Monday, June 11, 2007

NCAA prez concerned about dwindling female coaches

NCAA president Myles Brand went to the Women's College World Series for the first time this year where he was able to observe firsthand the continuing decrease in women's head coaches. It's happening in all women's sports and was quite evident at this year's tournament where half of the head coaches of the eight teams were men--plus Ralph Weekly of Tennessee who is a co-head coach with his wife, Karen. Ten years ago there was only one: Arizona's Mike Candrea.

Brand expressed concern over the attrition rate of female coaches; that many women begin as assistant coaches but do not stick around long enough to get promoted. Brand said the NCAA will be developing programs to help with the issue of retention of assistant coaches in the hopes of getting more female head coach role models. No specifics on what such programs would entail or who they will be targeting.
It seems to me that an effective program would have to address everyone who is in charge of assistant coaches rather than the young women themselves who probably quit because of the sexism, homophobia, and racism in intercollegiate programs. It's not surprising to see fewer female head coaches in softball as the game becomes more popular. Softball has always had the "lesbian stigma" attached to it. Hiring male coaches makes it look a little more hetero. And male head coaches hire male assistants often--except for the pitching coach who is usually female because she has actual experience playing the game.
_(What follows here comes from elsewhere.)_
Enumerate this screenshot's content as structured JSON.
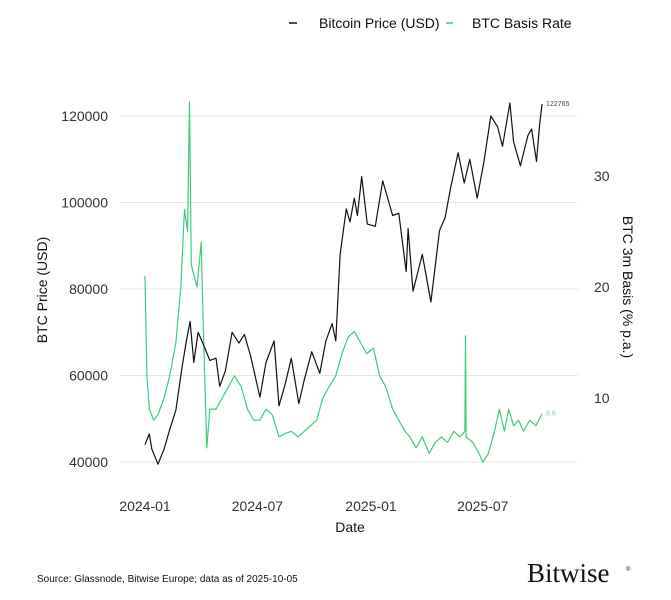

I didn't do a thorough study of the tournament teams but I did note that Arizona's Mike Candrea has as his second-in-command a man who will actually take over head coaching duties when Candrea takes next year off to coach the national team. Baylor's head coach, Glenn Moore also has a male associate head coach who had to take over when Moore got booted for "arguing a call" in Baylor's loss to Northwestern. Women though are helping each other out. Northwestern's staff is all-female as is Texas A&M's.
The Drohans of Northwestern. Assistant coach Caryl (l) and head coach Kate (r).